Depuis l’époque coloniale jusqu’au milieu du XXe siècle, les ethnologues et autres scientifiques occidentaux qui séjournaient dans des sociétés traditionnelles avaient l’habitude d’en rapporter des objets à forte valeur symbolique, parfois même en les volant (Michel Leiris le confessa dans L’Afrique fantôme), pour les céder à un musée ou les vendre à des collectionneurs. De telles pratiques étant heureusement bannies, on favorisera désormais un échange interactif et équitable entre ces cultures et les sociétés occidentales. Dans le projet I-Mat, des groupes ethniques amérindiens, comme les Sioux Lakotas (Dakota du Sud) ou les Pueblos (Nouveau-Mexique), sont sollicités pour partager leur savoir-faire artisanal, dans un objectif de valorisation dont ils puissent garder le contrôle et le bénéfice.
La rencontre des savoir-faire ancestraux et des nouvelles technologies
La reproduction d’objets à des fins d’expérimentation de savoir-faire techniques par imitation n’est pas une nouveauté, comme l’ont montré les essais d'archéologie expérimentale d’André Leroi-Gourhan2. Se situant dans cette lignée méthodologique, l’équipe étudie et reproduit en fac-similé certains objets amérindiens en combinant méthodes ancestrales et hautes technologies (conception assistée par ordinateur, photogrammétrie, scans 3D, impression 3D), à des fins de conservation muséographique, de diffusion de ces savoirs traditionnels et de réintroduction de techniques anciennes, tout en encourageant également la restitution par les musées de certains objets de grande valeur dans les cultures autochtones concernées.
Figure 1. Réplique d’une rosette en piquants de porcs-épics sur une veste blackfoot (Bernisches Historisches Museum, Inv.1890.410.7), réalisée à l’aide d’impression 3D de polymère souple de type TPU. (T. Sarnet ©).

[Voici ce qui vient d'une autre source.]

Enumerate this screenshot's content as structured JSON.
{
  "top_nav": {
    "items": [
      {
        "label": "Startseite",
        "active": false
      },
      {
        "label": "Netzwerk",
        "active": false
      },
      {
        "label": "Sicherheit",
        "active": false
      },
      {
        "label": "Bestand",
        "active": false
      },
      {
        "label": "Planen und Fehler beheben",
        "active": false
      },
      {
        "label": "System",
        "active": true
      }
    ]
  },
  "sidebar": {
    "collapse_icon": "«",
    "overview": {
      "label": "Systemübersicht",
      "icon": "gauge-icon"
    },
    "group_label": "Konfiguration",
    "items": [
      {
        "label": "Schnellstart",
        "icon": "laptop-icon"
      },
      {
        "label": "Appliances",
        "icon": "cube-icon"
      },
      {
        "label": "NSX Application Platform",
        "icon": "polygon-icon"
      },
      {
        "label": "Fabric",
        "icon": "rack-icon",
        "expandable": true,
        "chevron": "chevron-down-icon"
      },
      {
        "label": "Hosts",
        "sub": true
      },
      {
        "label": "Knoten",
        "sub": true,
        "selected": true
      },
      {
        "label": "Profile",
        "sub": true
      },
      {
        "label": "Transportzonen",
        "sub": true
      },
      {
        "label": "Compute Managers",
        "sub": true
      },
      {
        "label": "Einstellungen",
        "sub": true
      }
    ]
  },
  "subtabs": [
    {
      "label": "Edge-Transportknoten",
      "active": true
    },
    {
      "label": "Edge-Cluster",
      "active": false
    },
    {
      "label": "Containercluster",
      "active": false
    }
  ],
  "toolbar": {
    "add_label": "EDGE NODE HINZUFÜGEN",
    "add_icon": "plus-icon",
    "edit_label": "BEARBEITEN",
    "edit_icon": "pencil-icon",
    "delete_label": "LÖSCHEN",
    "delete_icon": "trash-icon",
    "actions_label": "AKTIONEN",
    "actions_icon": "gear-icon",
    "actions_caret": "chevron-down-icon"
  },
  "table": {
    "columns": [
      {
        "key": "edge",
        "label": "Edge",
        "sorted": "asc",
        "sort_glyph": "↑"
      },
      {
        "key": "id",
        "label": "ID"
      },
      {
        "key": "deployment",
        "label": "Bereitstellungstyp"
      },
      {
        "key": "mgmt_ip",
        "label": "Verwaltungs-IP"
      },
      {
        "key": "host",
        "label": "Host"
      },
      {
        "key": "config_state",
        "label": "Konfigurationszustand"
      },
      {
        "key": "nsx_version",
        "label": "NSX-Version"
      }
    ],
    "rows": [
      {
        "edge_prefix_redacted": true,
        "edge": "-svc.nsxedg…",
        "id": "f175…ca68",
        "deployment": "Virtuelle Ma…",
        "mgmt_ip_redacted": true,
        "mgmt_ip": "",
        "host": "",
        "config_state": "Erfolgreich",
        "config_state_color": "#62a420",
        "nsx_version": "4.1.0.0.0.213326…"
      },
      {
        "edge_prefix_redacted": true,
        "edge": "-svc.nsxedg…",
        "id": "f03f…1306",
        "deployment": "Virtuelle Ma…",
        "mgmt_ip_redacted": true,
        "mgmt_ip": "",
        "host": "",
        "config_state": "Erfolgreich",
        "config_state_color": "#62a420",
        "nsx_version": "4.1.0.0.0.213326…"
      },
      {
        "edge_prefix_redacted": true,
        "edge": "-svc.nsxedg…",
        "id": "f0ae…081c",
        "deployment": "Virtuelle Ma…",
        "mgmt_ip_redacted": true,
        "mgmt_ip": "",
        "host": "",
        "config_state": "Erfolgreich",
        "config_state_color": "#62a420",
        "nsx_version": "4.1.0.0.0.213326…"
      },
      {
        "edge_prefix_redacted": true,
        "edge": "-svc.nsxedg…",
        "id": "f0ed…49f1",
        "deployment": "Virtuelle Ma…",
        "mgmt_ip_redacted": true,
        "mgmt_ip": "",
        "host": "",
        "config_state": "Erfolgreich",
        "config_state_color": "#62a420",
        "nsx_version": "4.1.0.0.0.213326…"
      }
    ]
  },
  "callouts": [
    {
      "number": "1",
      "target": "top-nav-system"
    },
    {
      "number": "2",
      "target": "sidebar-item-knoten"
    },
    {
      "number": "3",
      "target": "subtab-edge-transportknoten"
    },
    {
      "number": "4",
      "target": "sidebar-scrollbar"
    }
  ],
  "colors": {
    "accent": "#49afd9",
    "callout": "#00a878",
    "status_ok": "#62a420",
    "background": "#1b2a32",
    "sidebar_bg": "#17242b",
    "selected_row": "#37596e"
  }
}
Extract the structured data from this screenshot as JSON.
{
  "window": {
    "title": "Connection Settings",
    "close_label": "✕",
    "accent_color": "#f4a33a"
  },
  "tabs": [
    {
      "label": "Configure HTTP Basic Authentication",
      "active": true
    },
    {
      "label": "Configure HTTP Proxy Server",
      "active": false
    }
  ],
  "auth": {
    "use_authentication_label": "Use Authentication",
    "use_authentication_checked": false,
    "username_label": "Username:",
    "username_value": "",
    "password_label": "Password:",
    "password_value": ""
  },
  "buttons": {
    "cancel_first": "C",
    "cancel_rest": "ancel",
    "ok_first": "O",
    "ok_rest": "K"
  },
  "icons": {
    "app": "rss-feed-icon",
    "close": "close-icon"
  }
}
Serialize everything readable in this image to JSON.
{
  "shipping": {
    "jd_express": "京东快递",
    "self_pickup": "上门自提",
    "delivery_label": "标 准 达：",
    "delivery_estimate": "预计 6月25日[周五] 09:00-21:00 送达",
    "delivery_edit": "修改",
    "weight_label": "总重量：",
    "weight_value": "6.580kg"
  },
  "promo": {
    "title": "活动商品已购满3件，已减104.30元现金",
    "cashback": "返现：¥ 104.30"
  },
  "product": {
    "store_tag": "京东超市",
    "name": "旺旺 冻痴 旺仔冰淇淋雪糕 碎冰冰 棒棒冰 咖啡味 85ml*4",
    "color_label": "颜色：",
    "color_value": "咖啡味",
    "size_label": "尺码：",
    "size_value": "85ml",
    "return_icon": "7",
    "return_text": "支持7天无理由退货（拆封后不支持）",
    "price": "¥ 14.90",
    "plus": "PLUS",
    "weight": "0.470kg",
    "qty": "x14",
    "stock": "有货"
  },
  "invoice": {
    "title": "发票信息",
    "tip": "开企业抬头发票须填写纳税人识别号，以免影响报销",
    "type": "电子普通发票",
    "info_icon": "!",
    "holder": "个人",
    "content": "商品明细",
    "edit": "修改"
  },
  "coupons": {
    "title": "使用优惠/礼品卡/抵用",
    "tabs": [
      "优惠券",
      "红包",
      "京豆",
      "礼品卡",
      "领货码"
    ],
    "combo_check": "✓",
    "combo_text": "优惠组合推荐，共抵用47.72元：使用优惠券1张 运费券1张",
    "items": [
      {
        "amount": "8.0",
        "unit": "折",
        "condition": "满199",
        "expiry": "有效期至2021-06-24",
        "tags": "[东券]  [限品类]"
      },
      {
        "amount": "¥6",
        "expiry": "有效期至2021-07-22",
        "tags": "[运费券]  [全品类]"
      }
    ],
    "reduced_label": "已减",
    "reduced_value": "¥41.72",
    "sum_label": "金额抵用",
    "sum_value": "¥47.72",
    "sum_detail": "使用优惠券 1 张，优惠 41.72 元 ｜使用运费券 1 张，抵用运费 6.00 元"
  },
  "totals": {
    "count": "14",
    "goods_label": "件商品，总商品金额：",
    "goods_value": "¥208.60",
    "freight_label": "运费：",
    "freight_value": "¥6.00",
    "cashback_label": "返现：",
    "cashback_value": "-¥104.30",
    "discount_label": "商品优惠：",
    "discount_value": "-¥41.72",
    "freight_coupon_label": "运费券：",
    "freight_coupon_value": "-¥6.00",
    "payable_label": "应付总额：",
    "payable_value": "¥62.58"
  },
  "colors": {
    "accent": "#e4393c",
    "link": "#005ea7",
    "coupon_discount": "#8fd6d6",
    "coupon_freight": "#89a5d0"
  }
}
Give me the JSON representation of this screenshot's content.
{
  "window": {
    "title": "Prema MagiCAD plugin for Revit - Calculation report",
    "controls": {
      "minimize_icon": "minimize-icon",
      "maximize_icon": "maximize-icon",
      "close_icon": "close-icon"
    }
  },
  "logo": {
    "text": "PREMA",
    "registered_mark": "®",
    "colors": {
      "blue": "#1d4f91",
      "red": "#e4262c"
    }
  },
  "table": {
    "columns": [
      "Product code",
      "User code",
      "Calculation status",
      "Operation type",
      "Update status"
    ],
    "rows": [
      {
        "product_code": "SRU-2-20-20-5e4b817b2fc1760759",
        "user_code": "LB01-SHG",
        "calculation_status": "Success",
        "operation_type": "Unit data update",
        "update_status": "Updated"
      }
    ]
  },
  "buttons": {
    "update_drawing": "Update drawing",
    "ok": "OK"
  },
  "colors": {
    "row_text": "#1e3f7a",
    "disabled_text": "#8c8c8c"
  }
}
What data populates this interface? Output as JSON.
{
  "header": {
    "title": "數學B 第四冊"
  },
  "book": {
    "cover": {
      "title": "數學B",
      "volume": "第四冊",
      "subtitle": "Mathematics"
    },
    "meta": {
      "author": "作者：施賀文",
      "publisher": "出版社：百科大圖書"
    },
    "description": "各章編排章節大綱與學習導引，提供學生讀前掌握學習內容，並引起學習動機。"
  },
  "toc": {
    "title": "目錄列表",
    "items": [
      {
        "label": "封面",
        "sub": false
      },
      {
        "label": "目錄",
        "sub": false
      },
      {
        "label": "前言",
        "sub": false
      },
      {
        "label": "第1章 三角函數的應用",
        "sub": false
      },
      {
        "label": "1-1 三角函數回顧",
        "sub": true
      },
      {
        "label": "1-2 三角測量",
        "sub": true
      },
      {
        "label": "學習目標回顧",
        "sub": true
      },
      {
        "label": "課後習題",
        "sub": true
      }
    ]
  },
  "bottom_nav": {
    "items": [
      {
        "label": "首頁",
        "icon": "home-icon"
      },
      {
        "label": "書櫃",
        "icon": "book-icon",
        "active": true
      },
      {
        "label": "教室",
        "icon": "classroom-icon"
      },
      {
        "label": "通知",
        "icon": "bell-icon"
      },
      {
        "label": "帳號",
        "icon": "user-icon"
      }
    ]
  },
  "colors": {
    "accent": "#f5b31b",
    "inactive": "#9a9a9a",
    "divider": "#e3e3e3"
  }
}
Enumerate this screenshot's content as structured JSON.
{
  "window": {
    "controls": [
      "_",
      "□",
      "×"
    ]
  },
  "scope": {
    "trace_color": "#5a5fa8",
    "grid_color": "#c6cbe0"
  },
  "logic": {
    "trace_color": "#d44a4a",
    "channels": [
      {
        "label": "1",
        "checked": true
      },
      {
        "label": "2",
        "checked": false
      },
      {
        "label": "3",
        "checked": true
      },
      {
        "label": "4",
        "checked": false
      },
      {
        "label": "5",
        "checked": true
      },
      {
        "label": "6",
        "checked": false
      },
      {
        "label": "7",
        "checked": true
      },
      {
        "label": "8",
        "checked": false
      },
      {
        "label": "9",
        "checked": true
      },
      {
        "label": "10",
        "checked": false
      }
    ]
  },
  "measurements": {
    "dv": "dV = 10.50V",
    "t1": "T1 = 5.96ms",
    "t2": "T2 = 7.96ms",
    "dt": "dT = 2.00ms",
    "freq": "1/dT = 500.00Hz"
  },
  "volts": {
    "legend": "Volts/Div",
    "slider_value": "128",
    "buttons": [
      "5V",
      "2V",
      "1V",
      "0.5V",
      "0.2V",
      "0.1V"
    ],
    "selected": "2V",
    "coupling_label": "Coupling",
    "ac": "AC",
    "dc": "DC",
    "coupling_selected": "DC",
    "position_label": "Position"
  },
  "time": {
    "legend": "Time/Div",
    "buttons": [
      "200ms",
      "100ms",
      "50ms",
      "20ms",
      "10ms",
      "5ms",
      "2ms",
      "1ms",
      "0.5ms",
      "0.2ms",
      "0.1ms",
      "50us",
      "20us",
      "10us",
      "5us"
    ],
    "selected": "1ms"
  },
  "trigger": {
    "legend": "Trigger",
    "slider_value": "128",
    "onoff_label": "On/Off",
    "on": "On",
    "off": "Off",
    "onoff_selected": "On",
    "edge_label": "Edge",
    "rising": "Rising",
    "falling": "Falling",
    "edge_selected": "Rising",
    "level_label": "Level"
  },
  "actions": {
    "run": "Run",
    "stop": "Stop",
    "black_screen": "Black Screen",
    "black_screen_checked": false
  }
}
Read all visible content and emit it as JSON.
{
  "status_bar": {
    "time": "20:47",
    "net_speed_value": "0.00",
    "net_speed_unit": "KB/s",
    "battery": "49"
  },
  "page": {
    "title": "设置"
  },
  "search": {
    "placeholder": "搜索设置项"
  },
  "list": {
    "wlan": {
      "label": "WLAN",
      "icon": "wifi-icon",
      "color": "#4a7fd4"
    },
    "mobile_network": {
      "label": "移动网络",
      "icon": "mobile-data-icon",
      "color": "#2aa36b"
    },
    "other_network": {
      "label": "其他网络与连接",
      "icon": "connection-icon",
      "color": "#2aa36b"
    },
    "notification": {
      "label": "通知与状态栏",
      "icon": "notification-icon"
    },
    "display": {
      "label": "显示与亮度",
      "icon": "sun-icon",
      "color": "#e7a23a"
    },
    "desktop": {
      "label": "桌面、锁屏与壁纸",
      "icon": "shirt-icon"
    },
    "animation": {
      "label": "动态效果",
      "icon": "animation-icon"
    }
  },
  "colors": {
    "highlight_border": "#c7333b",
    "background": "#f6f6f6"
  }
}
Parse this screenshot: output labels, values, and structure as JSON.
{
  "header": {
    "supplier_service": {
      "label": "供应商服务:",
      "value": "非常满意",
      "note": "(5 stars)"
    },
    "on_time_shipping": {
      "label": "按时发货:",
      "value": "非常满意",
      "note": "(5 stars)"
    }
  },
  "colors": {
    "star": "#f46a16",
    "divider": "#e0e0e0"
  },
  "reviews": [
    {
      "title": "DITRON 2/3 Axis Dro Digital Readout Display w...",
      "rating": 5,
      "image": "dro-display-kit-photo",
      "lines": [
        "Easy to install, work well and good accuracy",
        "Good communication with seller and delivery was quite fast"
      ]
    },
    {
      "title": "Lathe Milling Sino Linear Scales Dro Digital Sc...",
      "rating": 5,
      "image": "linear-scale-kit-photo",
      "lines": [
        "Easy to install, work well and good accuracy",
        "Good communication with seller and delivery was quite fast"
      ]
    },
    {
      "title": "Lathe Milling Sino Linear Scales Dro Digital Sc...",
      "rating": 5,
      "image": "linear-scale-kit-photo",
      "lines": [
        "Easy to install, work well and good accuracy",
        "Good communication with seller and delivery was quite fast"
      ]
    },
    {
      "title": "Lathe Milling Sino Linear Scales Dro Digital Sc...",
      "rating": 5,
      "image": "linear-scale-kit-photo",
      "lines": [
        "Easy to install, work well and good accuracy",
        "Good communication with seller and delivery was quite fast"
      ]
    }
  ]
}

Une attention particulière est apportée aux matériaux issus du vivant. Les espèces animales et végétales protégées utilisées par les artisans amérindiens sont sacrées à leurs yeux, mais l’exploitation de leurs composantes peut être aussi devenue interdite par la loi : c’est le cas des plumes d’aigle, des griffes d’ours ou du bois de peuplier Cottonwood (Populus fremontii) de la vallée du Rio Grande, conservatoire forestier riparien en milieu semi-désertique. Notre travail de reproduction peut permettre aux artisans fabricants de résoudre certains problèmes de fournitures. Parallèlement, nous apprenons sur le terrain des techniques ingénieuses utilisées pour assembler les objets rituels, avec des matériaux traditionnels, des solvants et colorants naturels, qui constituent un précieux apport pour repenser une industrie durable.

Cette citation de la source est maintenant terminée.